A relatively easy way to overwhelm network devices is to attack them with a flood of network packets. In this video, you’ll learn about some of the more popular methods of flooding a network and how to help prevent these denial of service attacks.
<< Previous Video: Port Security and 802.1XNext: Spanning Tree Protocol and Loop Protection >>
One very common network administration function for security professionals is looking for and trying to stop floods on the network. You often see these identified on intrusion prevention or intrusion detection systems, and that’s because those devices are always on the network. So they’re able to keep track of just how much traffic is coming into the network, and just how much there is of what type.
You’re really interested in floods because of something called DoS or DDoS, and that stands for Denial of Service and Distributed Denial of Service. That’s a bad term. You don’t want services that you’re providing on your website, the applications you’re providing to third parties, to be denied to them.
And unfortunately floods that are coming through the network from many different locations can very quickly overwhelm the technologies that we might have for a web server or a firewall or our routers, and because of that we have to keep track of this.
And if we happen to see a large number of Denial of Service or Distributed Denial of Services that are coming from many different places, then we’ll need to somehow start affecting that in some way. Turning them off, making sure that the services that we’re providing continue to be available to everyone.
One very common type of flood is a SYN flood. If you recall from your network plus studies, a SYN is the first packet sent to a server. There’s that three way handshake that occurs for TCP. There’s a SYN that is sent, you get a SYN-ACK back, and then you would send an acknowledgement that is the third packet.
Well, if a system is simply sending SYNs, there’s a possibility that they could now overwhelm the sessions that are available on a server. A web server, a file server, any type of server, really.

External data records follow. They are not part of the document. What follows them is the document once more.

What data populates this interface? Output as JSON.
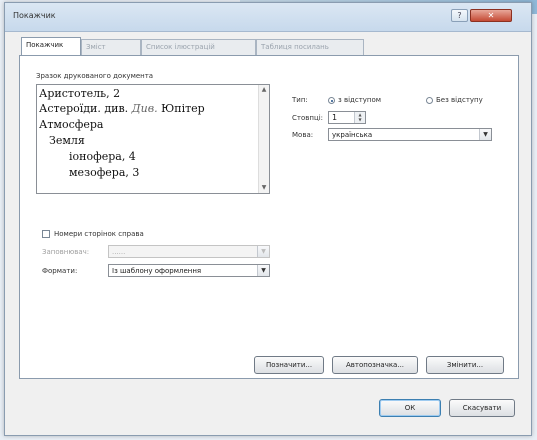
{
  "window": {
    "title": "Покажчик"
  },
  "tabs": [
    "Покажчик",
    "Зміст",
    "Список ілюстрацій",
    "Таблиця посилань"
  ],
  "preview": {
    "label": "Зразок друкованого документа",
    "lines": [
      {
        "text": "Аристотель, 2",
        "page": ""
      },
      {
        "text": "Астероїди. див.",
        "page": "Див.",
        "tail": "Юпітер"
      },
      {
        "text": "Атмосфера",
        "page": ""
      },
      {
        "text": "Земля",
        "page": ""
      },
      {
        "text": "іонофера, 4",
        "page": ""
      },
      {
        "text": "мезофера, 3",
        "page": ""
      }
    ]
  },
  "type": {
    "label": "Тип:",
    "option_indent": "з відступом",
    "option_run_in": "Без відступу",
    "selected": "з відступом"
  },
  "columns": {
    "label": "Стовпці:",
    "value": "1"
  },
  "language": {
    "label": "Мова:",
    "value": "українська"
  },
  "right_align": {
    "label": "Номери сторінок справа",
    "checked": false
  },
  "tab_leader": {
    "label": "Заповнювач:",
    "value": "......"
  },
  "formats": {
    "label": "Формати:",
    "value": "Із шаблону оформлення"
  },
  "buttons": {
    "mark_entry": "Позначити...",
    "automark": "Автопозначка...",
    "modify": "Змінити...",
    "ok": "ОК",
    "cancel": "Скасувати"
  },
  "icons": {
    "close": "close-icon",
    "help": "help-icon",
    "dropdown": "chevron-down-icon",
    "spinner": "spinner-arrows-icon"
  }
}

So keeping track of just how many SYNs are coming in can give you an idea on if somebody’s really trying to attack you or not. And if the number of SYNs suddenly spikes up and starts using up more resources than you would like inside of your servers, or inside of your firewall, or inside of your router, you now have something that you can do to prevent some of that from happening.
So you need to look at those opportunities that people might have to flood your network with SYNs and keep track of that as just another thing that would be available. Normally your firewalls are going to block that right at the firewall, so hopefully your services will not be affected.
Another common type of flood that you would see on the network is a ping flood, or a ping scan. If somebody’s outside of your network and they’re just trying to find out are there some devices turned on on your network? Because as soon as I find the device, I’m going to try to find an exploit that will get me into the device.
So a common first step is for someone to send pings around to try to find those devices. If they really want to be malicious, they might turn up the volume of those pings, if you will, where they start flooding your network with pings and requiring that your devices now send back responses to those. And of course, that just creates more and more traffic on your network and quickly overwhelms those devices.
So if you start to see ping floods on your network, again, identified by your IPS or your IDS, that’s another thing to look for. Maybe somebody’s doing reconnaissance, or if it’s a lot of them, maybe it’s somebody trying to bring down a part of your network.
Another type of flood that you’ll see is a port flood or a port scan. Once somebody identifies a machine, they might want to know what services are running inside of that machine. Is it a web server, is it an email server, is it a time server? What is it?
I want to know more about it, because if I can figure out what service is running on that server, I can then cross reference the versions of what might be running there to find out if there’s any known exploits.
If it’s an email server, I can send some carefully crafted email messages to attempt to bring it down.
So there’s things that are going to happen at every step along the way. The SYN floods, the ping floods, the port floods, that would either provide somebody with information about what’s happening on the network or provide a way for people to stop the services, deny the services, that are on those particular devices.
In any case, you want to be able to identify them as quickly as possible, and then find ways to mitigate this coming through, whether that’s from a firewall or from the server itself, and turn off some of those floods that are hitting your network.